A big chill in global-warming bill


Christian Science Monitor
By the Monitor’s Editorial Board
June 26, 2009

Threats against imports from countries that don’t fight climate change will backfire on the US.

A red flag should go up over one effort in Congress to make America go green.

The main global-warming bill on Capitol Hill calls for the president to slap stiff barriers on imports from other countries that don’t reduce their carbon emissions in comparable ways.

Such a trade restriction is aimed at helping US industries stay competitive once they are forced to pay higher energy costs under a climate-change law. The US could see many of its industries move to other countries with lesser or no curbs on greenhouse gases, a possibility called "carbon leakage."

Or, less-expensive goods from those countries could flood the American market.

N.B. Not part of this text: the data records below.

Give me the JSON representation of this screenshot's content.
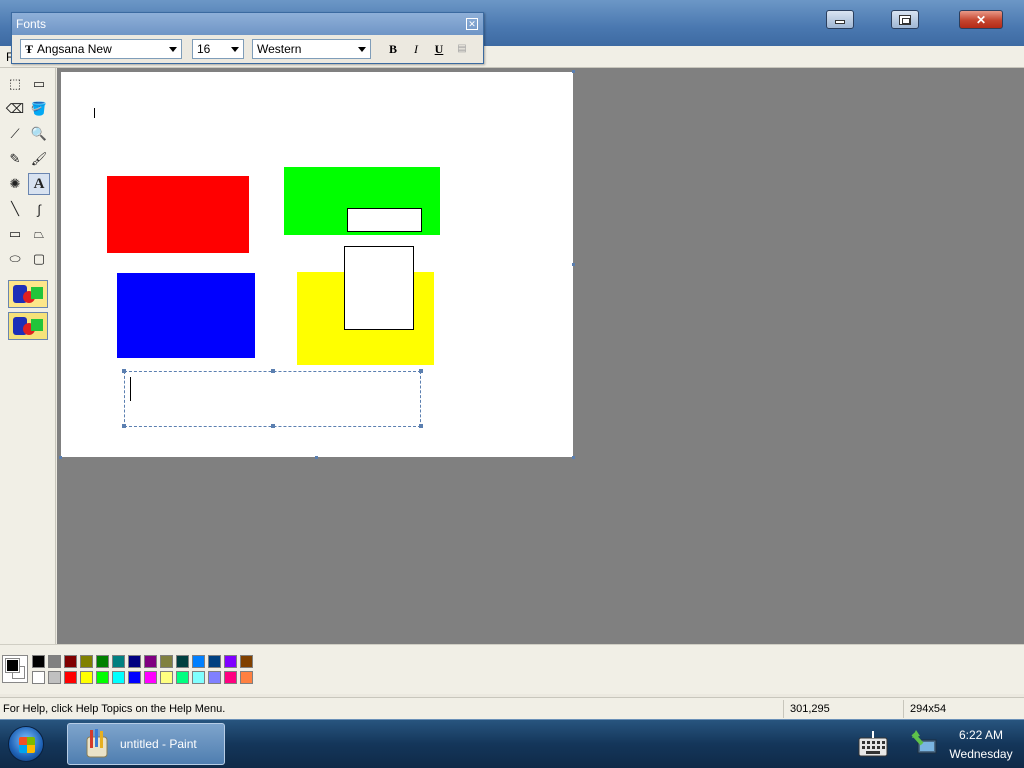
{
  "window": {
    "minimize_label": "Minimize",
    "maximize_label": "Restore",
    "close_glyph": "✕",
    "menu_first": "F"
  },
  "fonts_toolbar": {
    "title": "Fonts",
    "close_glyph": "✕",
    "font_name": "Angsana New",
    "font_size": "16",
    "script": "Western",
    "bold_label": "B",
    "italic_label": "I",
    "underline_label": "U"
  },
  "tools": [
    {
      "name": "free-form-select-icon",
      "glyph": "⬚"
    },
    {
      "name": "select-icon",
      "glyph": "▭"
    },
    {
      "name": "eraser-icon",
      "glyph": "⌫"
    },
    {
      "name": "fill-with-color-icon",
      "glyph": "🪣"
    },
    {
      "name": "pick-color-icon",
      "glyph": "⟋"
    },
    {
      "name": "magnifier-icon",
      "glyph": "🔍"
    },
    {
      "name": "pencil-icon",
      "glyph": "✎"
    },
    {
      "name": "brush-icon",
      "glyph": "🖌"
    },
    {
      "name": "airbrush-icon",
      "glyph": "✺"
    },
    {
      "name": "text-icon",
      "glyph": "A"
    },
    {
      "name": "line-icon",
      "glyph": "╲"
    },
    {
      "name": "curve-icon",
      "glyph": "∫"
    },
    {
      "name": "rectangle-icon",
      "glyph": "▭"
    },
    {
      "name": "polygon-icon",
      "glyph": "⏢"
    },
    {
      "name": "ellipse-icon",
      "glyph": "⬭"
    },
    {
      "name": "rounded-rectangle-icon",
      "glyph": "▢"
    }
  ],
  "active_tool": "text-icon",
  "canvas": {
    "shape_colors": {
      "red": "#ff0000",
      "green": "#00ff00",
      "blue": "#0000ff",
      "yellow": "#ffff00"
    }
  },
  "palette": {
    "foreground": "#000000",
    "background": "#ffffff",
    "row1": [
      "#000000",
      "#808080",
      "#800000",
      "#808000",
      "#008000",
      "#008080",
      "#000080",
      "#800080",
      "#808040",
      "#004040",
      "#0080ff",
      "#004080",
      "#8000ff",
      "#804000"
    ],
    "row2": [
      "#ffffff",
      "#c0c0c0",
      "#ff0000",
      "#ffff00",
      "#00ff00",
      "#00ffff",
      "#0000ff",
      "#ff00ff",
      "#ffff80",
      "#00ff80",
      "#80ffff",
      "#8080ff",
      "#ff0080",
      "#ff8040"
    ]
  },
  "status": {
    "help": "For Help, click Help Topics on the Help Menu.",
    "coords": "301,295",
    "size": "294x54"
  },
  "taskbar": {
    "task_label": "untitled - Paint",
    "time": "6:22 AM",
    "day": "Wednesday"
  }
}
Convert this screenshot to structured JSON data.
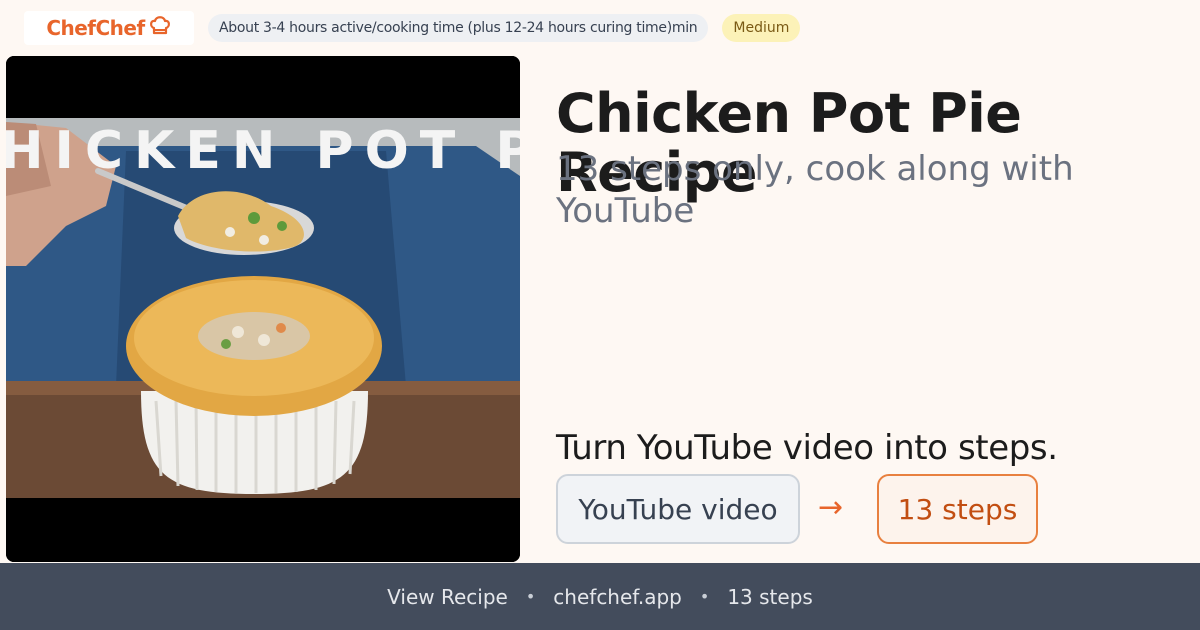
{
  "brand": {
    "name": "ChefChef",
    "color": "#e8652b"
  },
  "meta": {
    "time": "About 3-4 hours active/cooking time (plus 12-24 hours curing time)min",
    "difficulty": "Medium"
  },
  "video": {
    "overlay_text": "HICKEN POT PI",
    "icon": "chef-hat-icon"
  },
  "recipe": {
    "title": "Chicken Pot Pie Recipe",
    "subtitle": "13 steps only, cook along with YouTube"
  },
  "convert": {
    "heading": "Turn YouTube video into steps.",
    "source_label": "YouTube video",
    "arrow": "→",
    "target_label": "13 steps"
  },
  "footer": {
    "view_recipe": "View Recipe",
    "separator": "•",
    "domain": "chefchef.app",
    "steps": "13 steps"
  }
}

The provision in the House measure on climate change is why President Obama pitches this legislation as a "jobs bill."

But it isn’t one, really.

This restriction could trigger a wave of global trade protectionism that would ultimately hurt the US economy – the largest exporter in the world, and one in which 40 percent of jobs are dependent on trade.

And it would put a big kibosh on reaching an agreement for a new global-warming treaty at a summit in Copenhagen, Denmark, this December.

Countries such as China and India could walk away from these critical talks if they see the US and other industrialized nations threaten to protect domestic markets. Germany and France have warned they will "protect European industry" if other countries do not accept similar climate goals. But poorer countries that are already reluctant to act on climate change will, when faced with getting poorer with less trade, make little or no effort to save Earth’s environment.

The House provision on potential trade barriers was added not with an intent to threaten countries like China to concede to emission cuts. Rather, American industries that are dependent on fossil fuels, along with their labor unions, asked for it.

Achieving a truly global effort against global warming won’t be easy. It raises all sorts of questions about fairness. The political horse-trading in Congress to carve out exceptions to climate-change legislation shows the difficulty.

But putting global free trade at risk would also risk efforts to have all nations move toward cleaner energy. And if the US were to slap high tariffs on imports in the name of protecting industries, it would only add hidden costs to American consumers.

Free trade, especially in goods for clean technologies, helps to lift the economies of all nations and allows them to invest in energy conservation and other ways to fight global warming.

As Congress moves closer to a final bill, it needs to keep open America’s doors to free trade.